Puritan Witch: The Redemption of Rebecca Eames is a fascinating tale of one woman's terrible experiences during the Salem Witch Trials of the 17th century. The reader is led into a world of heart breaking and brutal horror, when hysteria gripped a community and neighbours allowed their fear to turn them against innocent friends. These victims suffered persecution, incarceration, pain and miscarriages of justice.
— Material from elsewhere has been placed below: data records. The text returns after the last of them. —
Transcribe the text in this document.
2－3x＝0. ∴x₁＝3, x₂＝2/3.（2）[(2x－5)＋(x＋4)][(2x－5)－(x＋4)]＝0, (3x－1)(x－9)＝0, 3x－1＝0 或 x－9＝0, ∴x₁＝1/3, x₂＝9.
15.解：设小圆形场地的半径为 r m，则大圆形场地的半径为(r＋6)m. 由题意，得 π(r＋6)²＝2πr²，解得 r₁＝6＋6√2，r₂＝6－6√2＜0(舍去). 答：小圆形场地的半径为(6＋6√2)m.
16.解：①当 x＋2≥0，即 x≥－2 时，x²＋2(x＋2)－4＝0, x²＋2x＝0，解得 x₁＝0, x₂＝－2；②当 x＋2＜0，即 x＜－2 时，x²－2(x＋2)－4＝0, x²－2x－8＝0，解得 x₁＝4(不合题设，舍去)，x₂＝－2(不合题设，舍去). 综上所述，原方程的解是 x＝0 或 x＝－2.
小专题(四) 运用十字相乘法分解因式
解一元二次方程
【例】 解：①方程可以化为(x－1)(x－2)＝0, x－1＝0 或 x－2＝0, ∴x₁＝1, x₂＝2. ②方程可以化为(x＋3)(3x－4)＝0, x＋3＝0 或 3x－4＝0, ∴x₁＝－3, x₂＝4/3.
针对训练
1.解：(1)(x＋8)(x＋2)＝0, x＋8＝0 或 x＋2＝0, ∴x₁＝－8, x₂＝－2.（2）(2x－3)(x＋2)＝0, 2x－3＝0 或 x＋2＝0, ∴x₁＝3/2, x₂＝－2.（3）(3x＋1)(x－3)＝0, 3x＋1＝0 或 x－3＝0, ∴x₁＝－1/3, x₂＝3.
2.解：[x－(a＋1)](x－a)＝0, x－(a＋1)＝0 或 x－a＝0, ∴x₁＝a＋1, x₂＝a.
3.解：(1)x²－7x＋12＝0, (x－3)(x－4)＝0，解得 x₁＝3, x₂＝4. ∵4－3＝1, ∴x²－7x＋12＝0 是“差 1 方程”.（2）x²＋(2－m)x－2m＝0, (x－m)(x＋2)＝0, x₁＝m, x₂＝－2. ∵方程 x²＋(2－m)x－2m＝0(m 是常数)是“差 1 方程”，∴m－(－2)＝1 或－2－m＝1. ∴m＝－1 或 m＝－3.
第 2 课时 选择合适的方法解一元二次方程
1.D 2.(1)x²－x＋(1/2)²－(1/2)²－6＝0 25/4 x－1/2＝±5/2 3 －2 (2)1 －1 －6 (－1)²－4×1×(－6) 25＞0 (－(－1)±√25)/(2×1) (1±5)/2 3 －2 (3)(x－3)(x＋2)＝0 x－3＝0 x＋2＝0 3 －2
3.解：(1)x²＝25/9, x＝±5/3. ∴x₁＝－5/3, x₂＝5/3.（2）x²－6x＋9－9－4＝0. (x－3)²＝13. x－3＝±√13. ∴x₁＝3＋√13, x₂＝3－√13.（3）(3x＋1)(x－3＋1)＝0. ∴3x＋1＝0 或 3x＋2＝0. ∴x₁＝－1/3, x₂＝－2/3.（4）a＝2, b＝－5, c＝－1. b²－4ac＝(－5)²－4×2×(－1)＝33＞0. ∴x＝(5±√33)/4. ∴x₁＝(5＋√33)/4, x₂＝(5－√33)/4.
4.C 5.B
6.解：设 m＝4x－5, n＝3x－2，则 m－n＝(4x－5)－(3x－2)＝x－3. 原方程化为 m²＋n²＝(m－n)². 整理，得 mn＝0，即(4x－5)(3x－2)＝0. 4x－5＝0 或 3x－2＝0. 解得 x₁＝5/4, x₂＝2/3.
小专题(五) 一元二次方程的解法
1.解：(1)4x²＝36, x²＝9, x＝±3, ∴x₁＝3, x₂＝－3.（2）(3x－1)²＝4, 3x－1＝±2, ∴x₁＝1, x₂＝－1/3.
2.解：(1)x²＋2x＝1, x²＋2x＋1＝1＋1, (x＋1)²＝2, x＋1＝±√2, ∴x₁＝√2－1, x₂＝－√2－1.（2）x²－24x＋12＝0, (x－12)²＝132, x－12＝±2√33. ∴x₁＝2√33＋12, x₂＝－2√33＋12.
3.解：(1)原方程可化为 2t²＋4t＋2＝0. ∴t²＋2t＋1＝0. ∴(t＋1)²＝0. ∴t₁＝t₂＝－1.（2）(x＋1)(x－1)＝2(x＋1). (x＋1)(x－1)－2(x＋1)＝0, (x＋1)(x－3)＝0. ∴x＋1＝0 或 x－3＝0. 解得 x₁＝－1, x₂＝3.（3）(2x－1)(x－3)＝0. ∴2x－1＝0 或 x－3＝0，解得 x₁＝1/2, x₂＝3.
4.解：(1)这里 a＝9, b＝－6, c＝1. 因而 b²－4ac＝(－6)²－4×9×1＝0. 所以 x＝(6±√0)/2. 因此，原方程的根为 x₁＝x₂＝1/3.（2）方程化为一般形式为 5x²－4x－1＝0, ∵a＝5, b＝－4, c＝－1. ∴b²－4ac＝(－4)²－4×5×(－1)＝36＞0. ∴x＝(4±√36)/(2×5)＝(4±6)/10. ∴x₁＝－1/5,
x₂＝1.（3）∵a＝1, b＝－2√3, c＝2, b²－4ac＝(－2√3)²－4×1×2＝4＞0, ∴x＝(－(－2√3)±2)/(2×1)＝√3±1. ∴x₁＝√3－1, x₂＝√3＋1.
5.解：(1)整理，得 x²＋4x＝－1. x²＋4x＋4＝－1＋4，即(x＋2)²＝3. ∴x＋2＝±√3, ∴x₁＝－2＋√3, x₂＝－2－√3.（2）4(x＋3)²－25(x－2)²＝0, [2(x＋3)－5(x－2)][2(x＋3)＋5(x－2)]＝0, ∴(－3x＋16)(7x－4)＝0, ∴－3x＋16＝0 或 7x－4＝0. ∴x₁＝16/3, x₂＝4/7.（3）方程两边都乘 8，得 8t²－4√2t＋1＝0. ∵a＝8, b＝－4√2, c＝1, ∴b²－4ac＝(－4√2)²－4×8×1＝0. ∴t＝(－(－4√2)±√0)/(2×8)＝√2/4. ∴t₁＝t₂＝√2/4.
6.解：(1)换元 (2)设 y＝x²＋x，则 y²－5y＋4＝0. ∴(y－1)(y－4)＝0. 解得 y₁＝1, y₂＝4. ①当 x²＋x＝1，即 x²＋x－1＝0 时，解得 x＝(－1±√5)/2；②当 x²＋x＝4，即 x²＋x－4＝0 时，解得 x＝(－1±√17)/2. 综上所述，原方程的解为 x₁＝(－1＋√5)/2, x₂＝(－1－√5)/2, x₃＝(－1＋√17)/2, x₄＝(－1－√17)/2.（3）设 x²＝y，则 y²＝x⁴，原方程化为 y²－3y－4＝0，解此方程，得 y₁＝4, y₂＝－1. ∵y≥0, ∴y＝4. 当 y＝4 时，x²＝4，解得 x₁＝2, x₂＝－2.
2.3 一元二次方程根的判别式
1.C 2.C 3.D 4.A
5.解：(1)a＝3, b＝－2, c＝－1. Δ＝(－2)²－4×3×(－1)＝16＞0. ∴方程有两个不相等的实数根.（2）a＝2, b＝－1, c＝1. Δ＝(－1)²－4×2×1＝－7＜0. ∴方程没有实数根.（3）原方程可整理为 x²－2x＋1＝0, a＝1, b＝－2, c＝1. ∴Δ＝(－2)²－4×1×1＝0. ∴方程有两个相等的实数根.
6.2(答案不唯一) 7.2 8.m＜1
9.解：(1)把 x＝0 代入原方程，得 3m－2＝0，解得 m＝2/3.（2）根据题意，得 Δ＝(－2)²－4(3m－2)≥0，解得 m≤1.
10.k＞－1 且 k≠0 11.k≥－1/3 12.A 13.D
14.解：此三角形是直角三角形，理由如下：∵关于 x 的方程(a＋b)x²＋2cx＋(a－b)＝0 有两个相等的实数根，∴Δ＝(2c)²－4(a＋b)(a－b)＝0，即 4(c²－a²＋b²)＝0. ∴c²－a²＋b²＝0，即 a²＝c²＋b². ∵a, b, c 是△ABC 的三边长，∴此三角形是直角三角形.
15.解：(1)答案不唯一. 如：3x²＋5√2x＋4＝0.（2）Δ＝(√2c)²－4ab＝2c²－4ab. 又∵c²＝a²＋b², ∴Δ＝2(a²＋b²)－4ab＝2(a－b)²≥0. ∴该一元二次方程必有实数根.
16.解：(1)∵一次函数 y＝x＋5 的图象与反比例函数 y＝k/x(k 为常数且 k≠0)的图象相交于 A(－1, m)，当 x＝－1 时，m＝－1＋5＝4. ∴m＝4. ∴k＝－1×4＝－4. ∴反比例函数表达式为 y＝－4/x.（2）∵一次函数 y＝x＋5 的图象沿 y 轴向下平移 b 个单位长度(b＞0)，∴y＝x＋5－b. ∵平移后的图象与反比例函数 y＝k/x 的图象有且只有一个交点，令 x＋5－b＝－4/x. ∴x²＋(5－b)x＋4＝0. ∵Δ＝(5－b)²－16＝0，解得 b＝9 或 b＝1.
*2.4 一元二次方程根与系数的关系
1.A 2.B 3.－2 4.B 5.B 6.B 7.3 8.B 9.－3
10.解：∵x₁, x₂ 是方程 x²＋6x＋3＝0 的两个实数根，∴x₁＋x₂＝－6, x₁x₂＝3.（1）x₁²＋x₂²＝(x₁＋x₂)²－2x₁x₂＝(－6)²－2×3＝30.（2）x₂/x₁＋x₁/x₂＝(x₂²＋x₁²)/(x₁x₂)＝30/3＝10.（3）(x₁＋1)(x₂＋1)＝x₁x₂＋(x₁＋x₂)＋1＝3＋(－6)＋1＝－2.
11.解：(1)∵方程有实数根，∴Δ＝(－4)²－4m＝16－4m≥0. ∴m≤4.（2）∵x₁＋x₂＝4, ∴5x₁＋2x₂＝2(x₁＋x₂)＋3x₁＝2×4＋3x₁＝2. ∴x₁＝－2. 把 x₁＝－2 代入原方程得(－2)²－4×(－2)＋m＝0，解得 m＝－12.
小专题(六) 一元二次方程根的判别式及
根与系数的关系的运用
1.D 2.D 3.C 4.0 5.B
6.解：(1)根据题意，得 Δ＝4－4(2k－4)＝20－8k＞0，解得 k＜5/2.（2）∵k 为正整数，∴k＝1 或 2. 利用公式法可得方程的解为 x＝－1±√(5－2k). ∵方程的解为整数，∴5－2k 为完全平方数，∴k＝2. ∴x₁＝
We are allowed to witness Rebecca's imprisonment, terror, physical and mental pain, and feelings of hopelessness; all of which cause her to sink into a malaise of madness. Her tragic tale begins with an angry word, said one day, during a quarrel with a member of the Swan family, with whom there is a long standing feud. The author’s treatment of these events illustrates well how such an everyday incident could cause someone, like Rebecca Eames, and their family to lose everything and makes one realise that no one was truly safe then. Although, I must admit it did make this reader pause to think of what similar atmospheres probably exist in communities governed by the Taliban, or even amongst the past societies of Mao Zedong and Joseph Stalin.
This is a well written, if disturbing, first novel. The book is well researched and from it I gained much additional knowledge. Peni Jo Renner's writing style is engaging, with realistic dialogue that seems characteristic of the region and times. I recommend it to anyone who enjoys historical fiction, which normally does not include myself as I find the blend of fact with imaginative fiction unsatisfying and usually full of holes. It was not the case with Puritan Witch which I found absorbing and strangely enjoyable.